Müller, P., Schwille, P., & Weidemann, T. (2014). Scanning Fluorescence Correlation Spectroscopy (SFCS) with a Scan Path Perpendicular to the Membrane Plane. Methods in Molecular Biology, Vol. 1076, 635-651. doi:10.1007/978-1-62703-649-8_29.


Zitierlink: http://hdl.handle.net/11858/00-001M-0000-0025-7B5E-7
Zusammenfassung
Scanning fluorescence correlation spectroscopy (SFCS) with a scan path perpendicular to the membrane plane was introduced to measure diffusion and interactions of fluorescent components in free-standing biomembranes.

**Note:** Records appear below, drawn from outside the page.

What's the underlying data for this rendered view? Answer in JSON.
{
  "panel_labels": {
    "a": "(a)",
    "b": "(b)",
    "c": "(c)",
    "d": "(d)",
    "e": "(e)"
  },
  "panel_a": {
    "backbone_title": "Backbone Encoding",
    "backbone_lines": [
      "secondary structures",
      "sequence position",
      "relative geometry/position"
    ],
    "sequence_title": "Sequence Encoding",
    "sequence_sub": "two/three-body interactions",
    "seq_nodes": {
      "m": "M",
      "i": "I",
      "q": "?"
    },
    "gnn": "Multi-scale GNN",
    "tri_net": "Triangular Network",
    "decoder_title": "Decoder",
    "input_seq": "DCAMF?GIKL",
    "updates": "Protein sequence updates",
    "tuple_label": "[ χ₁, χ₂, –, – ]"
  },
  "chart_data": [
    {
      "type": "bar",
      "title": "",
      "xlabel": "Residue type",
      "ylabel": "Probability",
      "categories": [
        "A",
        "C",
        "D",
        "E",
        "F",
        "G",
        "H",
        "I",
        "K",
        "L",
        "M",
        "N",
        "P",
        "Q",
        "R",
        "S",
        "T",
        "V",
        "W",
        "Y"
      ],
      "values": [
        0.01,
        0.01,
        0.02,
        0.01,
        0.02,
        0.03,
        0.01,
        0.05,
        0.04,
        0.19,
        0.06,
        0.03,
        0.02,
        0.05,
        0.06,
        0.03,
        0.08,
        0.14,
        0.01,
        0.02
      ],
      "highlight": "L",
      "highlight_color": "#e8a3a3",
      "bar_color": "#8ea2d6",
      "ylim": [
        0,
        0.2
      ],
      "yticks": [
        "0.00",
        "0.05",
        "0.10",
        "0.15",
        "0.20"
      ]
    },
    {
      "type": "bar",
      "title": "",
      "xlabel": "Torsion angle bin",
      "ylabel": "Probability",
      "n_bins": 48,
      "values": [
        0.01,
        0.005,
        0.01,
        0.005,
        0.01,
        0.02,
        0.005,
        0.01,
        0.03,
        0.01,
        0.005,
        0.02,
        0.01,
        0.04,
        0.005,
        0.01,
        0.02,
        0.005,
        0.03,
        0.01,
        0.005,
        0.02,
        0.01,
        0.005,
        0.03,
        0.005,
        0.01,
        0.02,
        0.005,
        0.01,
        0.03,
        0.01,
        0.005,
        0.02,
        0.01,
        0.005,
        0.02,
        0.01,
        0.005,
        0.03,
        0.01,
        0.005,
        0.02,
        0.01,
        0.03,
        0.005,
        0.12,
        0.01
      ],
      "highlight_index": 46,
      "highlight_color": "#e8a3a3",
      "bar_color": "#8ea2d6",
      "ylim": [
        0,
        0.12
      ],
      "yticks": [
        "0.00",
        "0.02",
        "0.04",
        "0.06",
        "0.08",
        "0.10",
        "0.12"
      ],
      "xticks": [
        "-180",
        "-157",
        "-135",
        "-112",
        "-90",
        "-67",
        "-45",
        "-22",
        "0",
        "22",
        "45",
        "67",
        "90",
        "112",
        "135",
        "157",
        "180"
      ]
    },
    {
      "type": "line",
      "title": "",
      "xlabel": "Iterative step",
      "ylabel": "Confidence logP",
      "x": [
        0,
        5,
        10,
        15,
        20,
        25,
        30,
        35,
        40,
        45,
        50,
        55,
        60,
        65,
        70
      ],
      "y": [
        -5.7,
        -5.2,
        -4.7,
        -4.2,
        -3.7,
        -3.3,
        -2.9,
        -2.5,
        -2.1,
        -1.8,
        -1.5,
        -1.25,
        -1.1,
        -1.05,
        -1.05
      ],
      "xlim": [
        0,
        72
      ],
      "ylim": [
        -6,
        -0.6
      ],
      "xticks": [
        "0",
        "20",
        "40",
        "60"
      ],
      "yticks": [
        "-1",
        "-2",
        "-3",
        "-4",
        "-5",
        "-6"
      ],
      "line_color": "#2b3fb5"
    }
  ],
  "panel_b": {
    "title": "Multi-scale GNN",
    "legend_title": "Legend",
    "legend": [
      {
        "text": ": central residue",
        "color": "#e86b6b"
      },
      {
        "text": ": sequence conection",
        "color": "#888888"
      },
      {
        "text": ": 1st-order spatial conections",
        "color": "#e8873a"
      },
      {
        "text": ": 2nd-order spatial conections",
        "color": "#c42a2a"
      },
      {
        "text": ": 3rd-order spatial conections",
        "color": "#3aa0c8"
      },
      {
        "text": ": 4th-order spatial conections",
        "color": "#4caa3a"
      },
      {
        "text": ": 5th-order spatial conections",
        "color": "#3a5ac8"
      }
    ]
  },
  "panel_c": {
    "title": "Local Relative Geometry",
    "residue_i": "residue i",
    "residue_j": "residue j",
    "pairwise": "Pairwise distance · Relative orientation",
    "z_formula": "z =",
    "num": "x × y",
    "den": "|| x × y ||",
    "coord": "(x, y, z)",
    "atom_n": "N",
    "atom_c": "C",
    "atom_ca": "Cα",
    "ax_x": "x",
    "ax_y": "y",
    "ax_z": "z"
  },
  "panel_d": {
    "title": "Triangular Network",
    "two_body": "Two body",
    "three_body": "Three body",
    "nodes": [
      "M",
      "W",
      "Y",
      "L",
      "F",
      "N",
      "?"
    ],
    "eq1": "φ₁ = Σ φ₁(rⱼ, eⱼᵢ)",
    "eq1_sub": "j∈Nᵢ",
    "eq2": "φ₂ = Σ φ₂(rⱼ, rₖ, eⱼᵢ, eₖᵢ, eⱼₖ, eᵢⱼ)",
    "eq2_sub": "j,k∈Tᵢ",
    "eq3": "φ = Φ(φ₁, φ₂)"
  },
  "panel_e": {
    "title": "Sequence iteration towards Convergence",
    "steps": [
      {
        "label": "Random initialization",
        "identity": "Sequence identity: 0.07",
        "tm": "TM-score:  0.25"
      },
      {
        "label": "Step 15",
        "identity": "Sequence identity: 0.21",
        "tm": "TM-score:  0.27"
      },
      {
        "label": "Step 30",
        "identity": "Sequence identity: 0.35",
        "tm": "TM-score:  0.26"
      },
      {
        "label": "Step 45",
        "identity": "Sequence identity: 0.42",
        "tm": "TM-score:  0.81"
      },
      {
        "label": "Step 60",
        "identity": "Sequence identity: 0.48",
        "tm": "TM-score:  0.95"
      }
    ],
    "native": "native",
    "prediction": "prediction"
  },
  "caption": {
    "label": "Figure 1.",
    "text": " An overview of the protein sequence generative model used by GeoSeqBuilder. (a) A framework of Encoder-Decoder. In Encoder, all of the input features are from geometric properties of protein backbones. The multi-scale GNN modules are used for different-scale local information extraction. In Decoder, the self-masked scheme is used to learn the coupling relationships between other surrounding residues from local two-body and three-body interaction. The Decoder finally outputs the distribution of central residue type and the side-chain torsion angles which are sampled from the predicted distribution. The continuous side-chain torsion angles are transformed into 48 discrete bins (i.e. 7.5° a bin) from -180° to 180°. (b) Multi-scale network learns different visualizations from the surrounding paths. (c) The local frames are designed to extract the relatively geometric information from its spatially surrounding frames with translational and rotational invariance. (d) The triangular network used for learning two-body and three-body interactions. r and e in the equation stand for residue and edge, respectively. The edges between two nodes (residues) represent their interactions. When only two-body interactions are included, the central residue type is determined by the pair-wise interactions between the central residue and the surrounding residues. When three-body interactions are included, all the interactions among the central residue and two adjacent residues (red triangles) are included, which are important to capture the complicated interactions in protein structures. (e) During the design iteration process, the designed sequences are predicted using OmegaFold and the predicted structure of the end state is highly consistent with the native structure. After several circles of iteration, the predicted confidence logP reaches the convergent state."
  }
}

Using a confocal laser scanning microscope (CLSM), the open detection volume is repeatedly scanned through the membrane at a kHz frequency. The fluorescence photons emitted from the detection volume are continuously recorded and stored in a file. While the accessory hardware requirements for a conventional CLSM are minimal, data evaluation can pose a bottleneck. The photon events must be assigned to each scan, in which the maximum signal intensities have to be detected, binned, and aligned between the scans, in order to derive the membrane-related intensity fluctuations of one spot. Finally, this time-dependent signal must be correlated and evaluated by well-known FCS model functions. Here we provide two platform-independent, open source software tools (PyScanFCS and PyCorrFit) that allow to perform all of these steps and to establish perpendicular SFCS in its one- or two-focus as well as its single- or dual-color modality.